In one of his final official acts, Biden on January 14 removed Cuba from a US list of state terror sponsors in return for the communist island agreeing to free 553 prisoners.
But six days later marked the swearing-in of Trump, who swiftly overturned the Vatican-mediated deal after just 192 confirmed releases of people dubbed “political prisoners” by rights groups.
Most had been rounded up in a crackdown on rare mass protests against the Cuban government in July 2021.
The prisoner releases stopped after Trump’s order, but then resumed sporadically in the ensuing weeks, according to several human rights groups.
Cuban authorities have never made public a list of the prisoners being released, nor a timetable.

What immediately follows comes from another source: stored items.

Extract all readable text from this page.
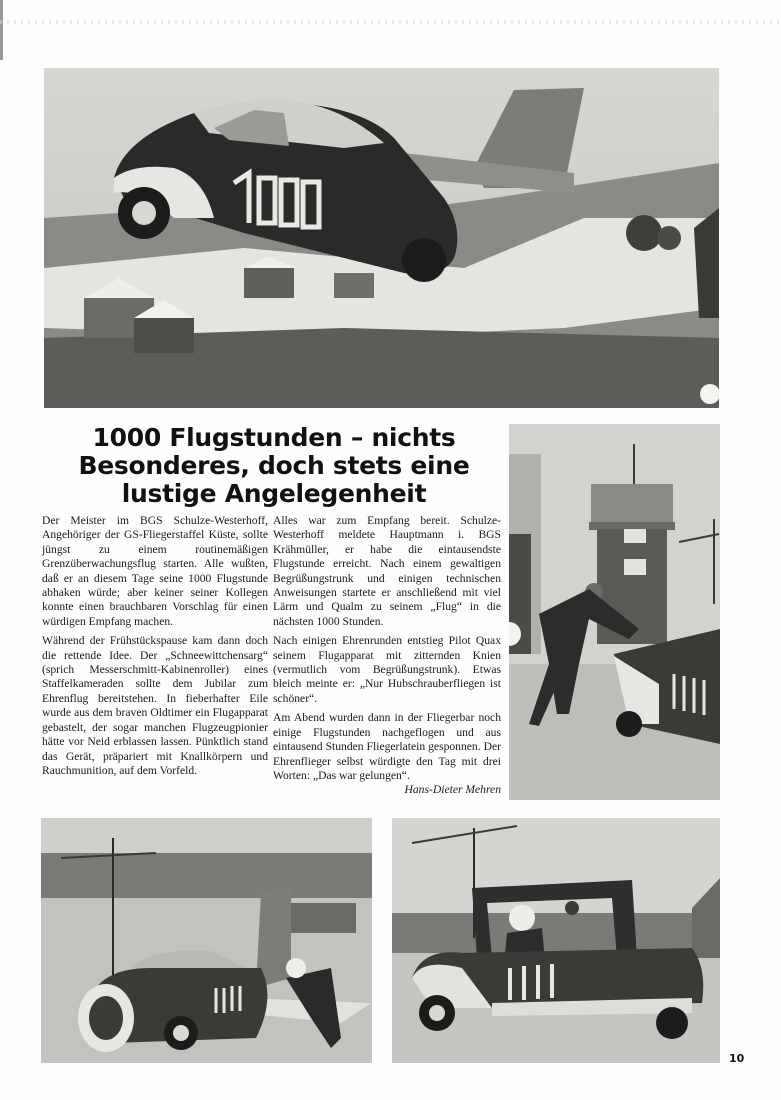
1000 Flugstunden – nichts
Besonderes, doch stets eine
lustige Angelegenheit

Der Meister im BGS Schulze-Westerhoff, Angehöriger der GS-Fliegerstaffel Küste, sollte jüngst zu einem routinemäßigen Grenzüberwachungsflug starten. Alle wußten, daß er an diesem Tage seine 1000 Flugstunde abhaken würde; aber keiner seiner Kollegen konnte einen brauchbaren Vorschlag für einen würdigen Empfang machen.

Während der Frühstückspause kam dann doch die rettende Idee. Der „Schneewittchensarg“ (sprich Messerschmitt-Kabinenroller) eines Staffelkameraden sollte dem Jubilar zum Ehrenflug bereitstehen. In fieberhafter Eile wurde aus dem braven Oldtimer ein Flugapparat gebastelt, der sogar manchen Flugzeugpionier hätte vor Neid erblassen lassen. Pünktlich stand das Gerät, präpariert mit Knallkörpern und Rauchmunition, auf dem Vorfeld.

Alles war zum Empfang bereit. Schulze-Westerhoff meldete Hauptmann i. BGS Krähmüller, er habe die eintausendste Flugstunde erreicht. Nach einem gewaltigen Begrüßungstrunk und einigen technischen Anweisungen startete er anschließend mit viel Lärm und Qualm zu seinem „Flug“ in die nächsten 1000 Stunden.

Nach einigen Ehrenrunden entstieg Pilot Quax seinem Flugapparat mit zitternden Knien (vermutlich vom Begrüßungstrunk). Etwas bleich meinte er: „Nur Hubschrauberfliegen ist schöner“.

Am Abend wurden dann in der Fliegerbar noch einige Flugstunden nachgeflogen und aus eintausend Stunden Fliegerlatein gesponnen. Der Ehrenflieger selbst würdigte den Tag mit drei Worten: „Das war gelungen“.
Hans-Dieter Mehren

10
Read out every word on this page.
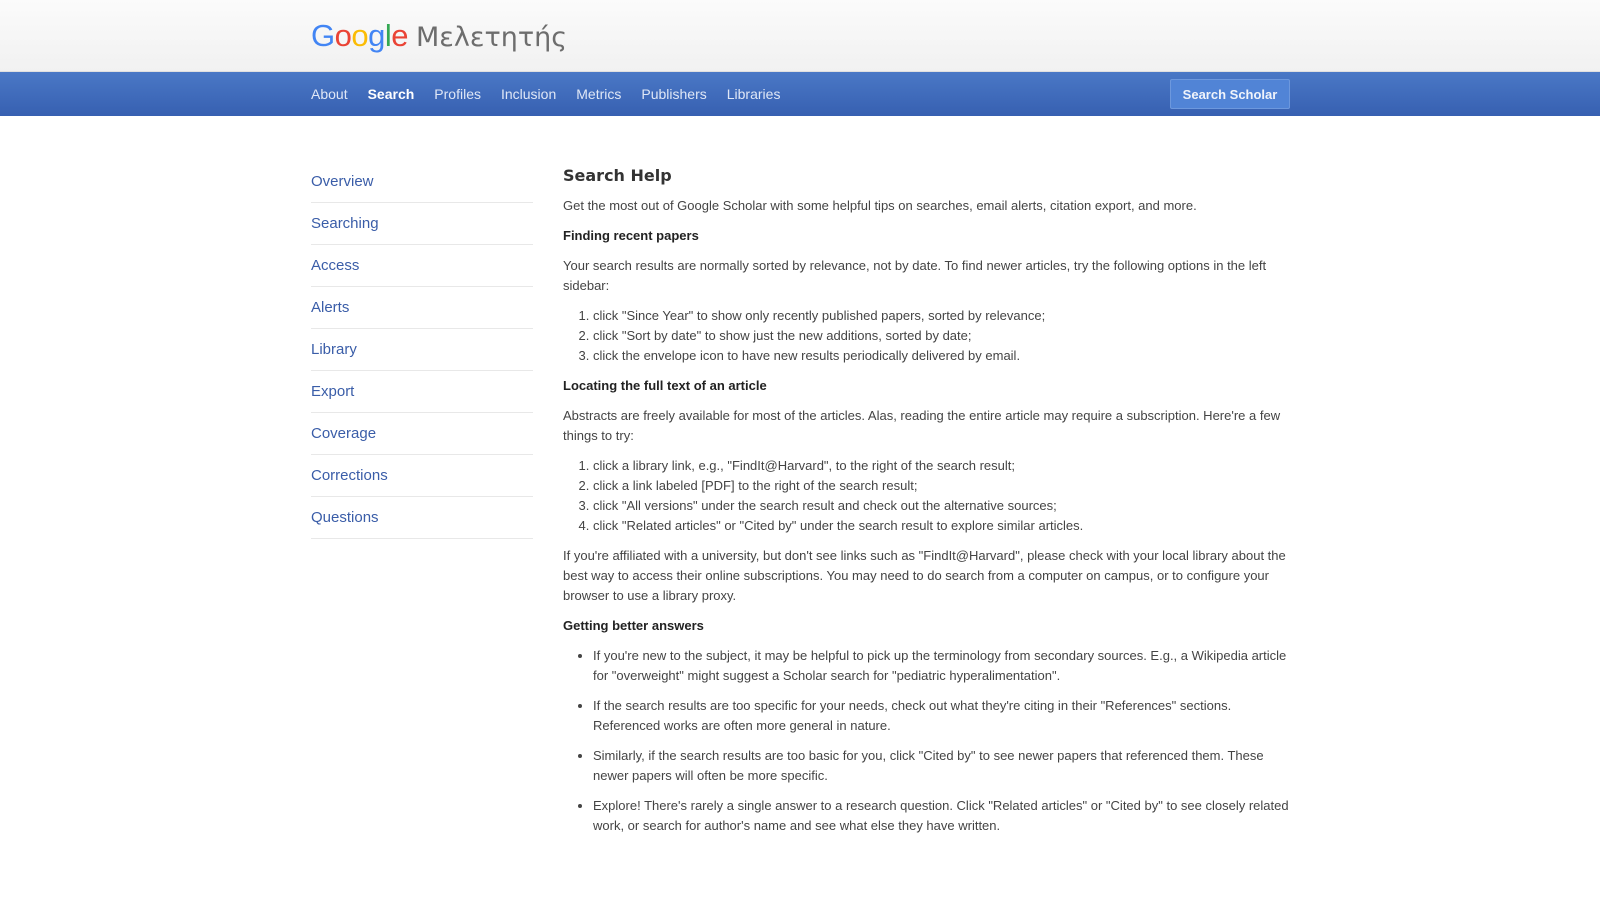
Google Μελετητής
About Search Profiles Inclusion Metrics Publishers Libraries	Search Scholar
Overview
Searching
Access
Alerts
Library
Export
Coverage
Corrections
Questions
Search Help

Get the most out of Google Scholar with some helpful tips on searches, email alerts, citation export, and more.

Finding recent papers

Your search results are normally sorted by relevance, not by date. To find newer articles, try the following options in the left sidebar:

1. click "Since Year" to show only recently published papers, sorted by relevance;
2. click "Sort by date" to show just the new additions, sorted by date;
3. click the envelope icon to have new results periodically delivered by email.
Locating the full text of an article

Abstracts are freely available for most of the articles. Alas, reading the entire article may require a subscription. Here're a few things to try:

1. click a library link, e.g., "FindIt@Harvard", to the right of the search result;
2. click a link labeled [PDF] to the right of the search result;
3. click "All versions" under the search result and check out the alternative sources;
4. click "Related articles" or "Cited by" under the search result to explore similar articles.

If you're affiliated with a university, but don't see links such as "FindIt@Harvard", please check with your local library about the best way to access their online subscriptions. You may need to do search from a computer on campus, or to configure your browser to use a library proxy.

Getting better answers
• If you're new to the subject, it may be helpful to pick up the terminology from secondary sources. E.g., a Wikipedia article for "overweight" might suggest a Scholar search for "pediatric hyperalimentation".
• If the search results are too specific for your needs, check out what they're citing in their "References" sections. Referenced works are often more general in nature.
• Similarly, if the search results are too basic for you, click "Cited by" to see newer papers that referenced them. These newer papers will often be more specific.
• Explore! There's rarely a single answer to a research question. Click "Related articles" or "Cited by" to see closely related work, or search for author's name and see what else they have written.
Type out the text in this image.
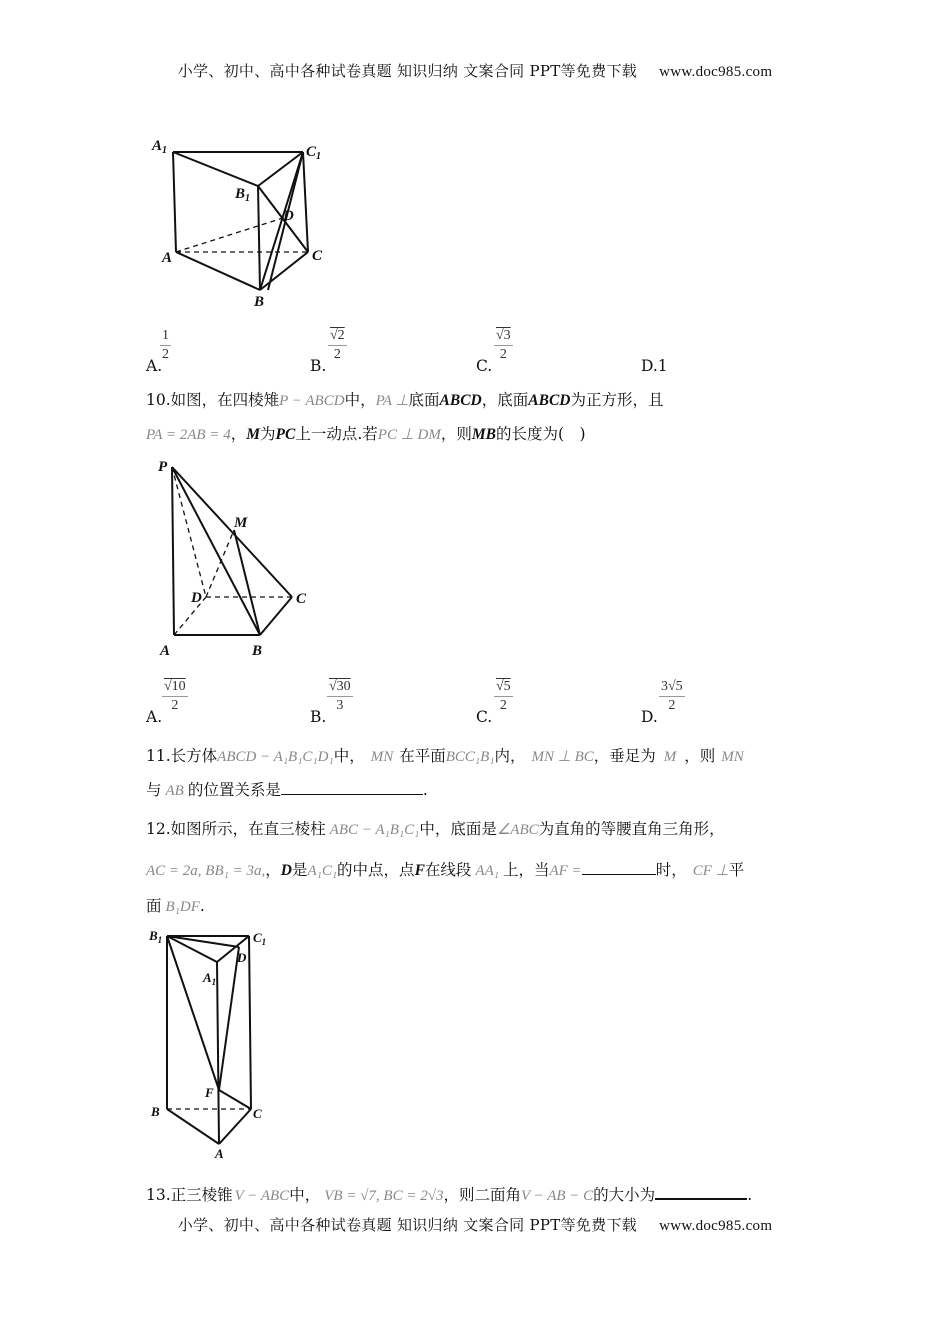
小学、初中、高中各种试卷真题 知识归纳 文案合同 PPT等免费下载 www.doc985.com
$A_1$	$C_1$
$B_1$
D
A	C
B
A.
$\frac{1}{2}$
B.
$\frac{√2}{2}$
C.
$\frac{√3}{2}$
D.1
10.如图，在四棱雉P − ABCD中，PA ⊥底面ABCD，底面ABCD为正方形，且
PA = 2AB = 4，M为PC上一动点.若PC ⊥ DM，则MB的长度为(　)
P
M
D	C
A	B
A.
$\frac{√10}{2}$
B.
$\frac{√30}{3}$
C.
$\frac{√5}{2}$
D.
$\frac{3√5}{2}$
11.长方体ABCD − A₁B₁C₁D₁中， MN 在平面BCC₁B₁内， MN ⊥ BC，垂足为 M ，则 MN
与 AB 的位置关系是	.
12.如图所示，在直三棱柱 ABC − A₁B₁C₁中，底面是∠ABC为直角的等腰直角三角形，
AC = 2a, BB₁ = 3a,，D是A₁C₁的中点，点F在线段 AA₁ 上，当AF =	时， CF ⊥平
面 B₁DF.
$B_1$	$C_1$
D
$A_1$
F
B	C
A
13.正三棱锥 V − ABC中， VB = √7, BC = 2√3，则二面角V − AB − C的大小为	.
小学、初中、高中各种试卷真题 知识归纳 文案合同 PPT等免费下载 www.doc985.com
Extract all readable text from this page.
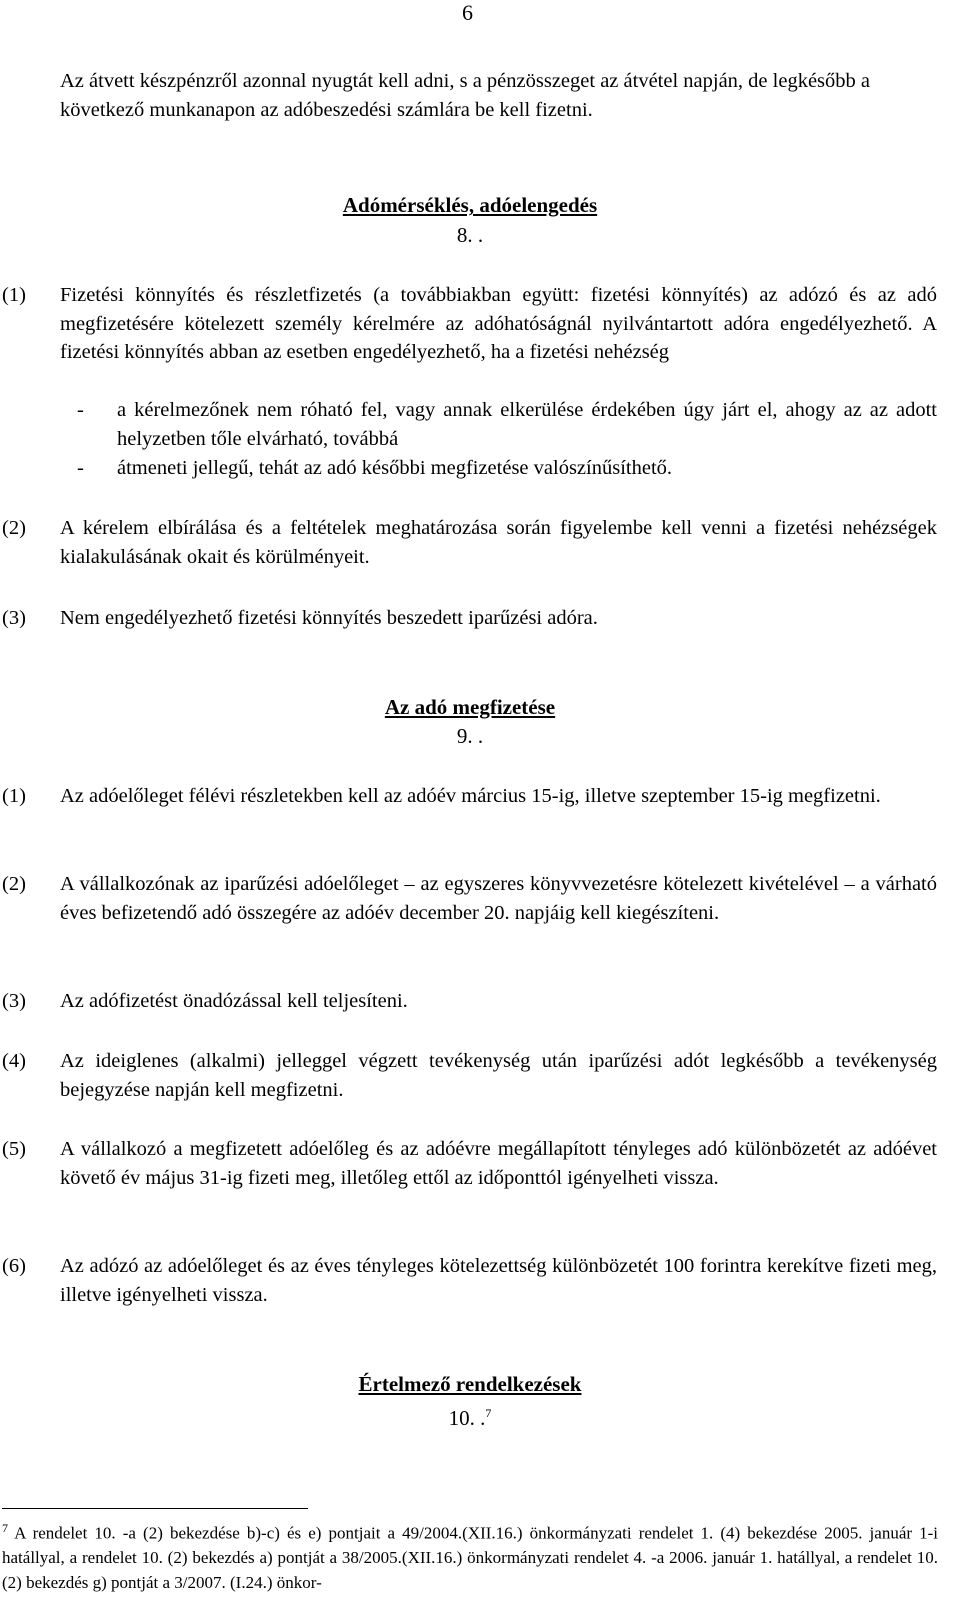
6
Az átvett készpénzről azonnal nyugtát kell adni, s a pénzösszeget az átvétel napján, de legkésőbb a következő munkanapon az adóbeszedési számlára be kell fizetni.
Adómérséklés, adóelengedés
8. .
(1) Fizetési könnyítés és részletfizetés (a továbbiakban együtt: fizetési könnyítés) az adózó és az adó megfizetésére kötelezett személy kérelmére az adóhatóságnál nyilvántartott adóra engedélyezhető. A fizetési könnyítés abban az esetben engedélyezhető, ha a fizetési nehézség
- a kérelmezőnek nem róható fel, vagy annak elkerülése érdekében úgy járt el, ahogy az az adott helyzetben tőle elvárható, továbbá
- átmeneti jellegű, tehát az adó későbbi megfizetése valószínűsíthető.
(2) A kérelem elbírálása és a feltételek meghatározása során figyelembe kell venni a fizetési nehézségek kialakulásának okait és körülményeit.
(3) Nem engedélyezhető fizetési könnyítés beszedett iparűzési adóra.
Az adó megfizetése
9. .
(1) Az adóelőleget félévi részletekben kell az adóév március 15-ig, illetve szeptember 15-ig megfizetni.
(2) A vállalkozónak az iparűzési adóelőleget – az egyszeres könyvvezetésre kötelezett kivételével – a várható éves befizetendő adó összegére az adóév december 20. napjáig kell kiegészíteni.
(3) Az adófizetést önadózással kell teljesíteni.
(4) Az ideiglenes (alkalmi) jelleggel végzett tevékenység után iparűzési adót legkésőbb a tevékenység bejegyzése napján kell megfizetni.
(5) A vállalkozó a megfizetett adóelőleg és az adóévre megállapított tényleges adó különbözetét az adóévet követő év május 31-ig fizeti meg, illetőleg ettől az időponttól igényelheti vissza.
(6) Az adózó az adóelőleget és az éves tényleges kötelezettség különbözetét 100 forintra kerekítve fizeti meg, illetve igényelheti vissza.
Értelmező rendelkezések
10. .$^7$
$^7$ A rendelet 10. -a (2) bekezdése b)-c) és e) pontjait a 49/2004.(XII.16.) önkormányzati rendelet 1. (4) bekezdése 2005. január 1-i hatállyal, a rendelet 10. (2) bekezdés a) pontját a 38/2005.(XII.16.) önkormányzati rendelet 4. -a 2006. január 1. hatállyal, a rendelet 10. (2) bekezdés g) pontját a 3/2007. (I.24.) önkor-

The court’s vice president said the release of the prisoners could be revoked, adding that they were required to “maintain social behavior in accordance with our socialist norms.”
– Demands for transparency –
According to the “Todos” platform, which collates information from several non-governmental organizations, 212 people have been released, including opposition leader Jose Daniel Ferrer and dissident Felix Navarro.
Ferrer was the most high-profile of 127 prisoners released in January, days before Trump returned to the White House.
Dissident artists Luis Manuel Otero Alcantara and Maykel Osorbo, who have been sentenced to five and seven years in prison, respectively, have not been released.
Rapper Osorbo, co-author of the anti-government protests anthem “Patria y Vida” (“Homeland and Life”), was arrested in May 2021 and convicted of disorderly conduct, contempt of court and assault.
Two mothers of other prisoners told AFP that their sons had not been released.
The Mexico-based NGO Justicia 11J, named after the date of the 2021 protests, expressed concern on Monday, saying they had received reports suggesting that “a significant portion of those released are common prisoners” rather than political prisoners.
“We demand transparency and accountability regarding this process. We urge international actors and human rights organizations to act urgently and to demand from the Cuban state the official list of beneficiaries, with clear information on the selection criteria,” it added.
According to official figures, around 500 demonstrators arrested over the July 2021 protests have been sentenced, in some cases to up to 25 years in prison.
Some have already been released after serving their sentences.
Human rights NGOs and the US embassy in Havana estimate that there are around 1,000 political prisoners on the island.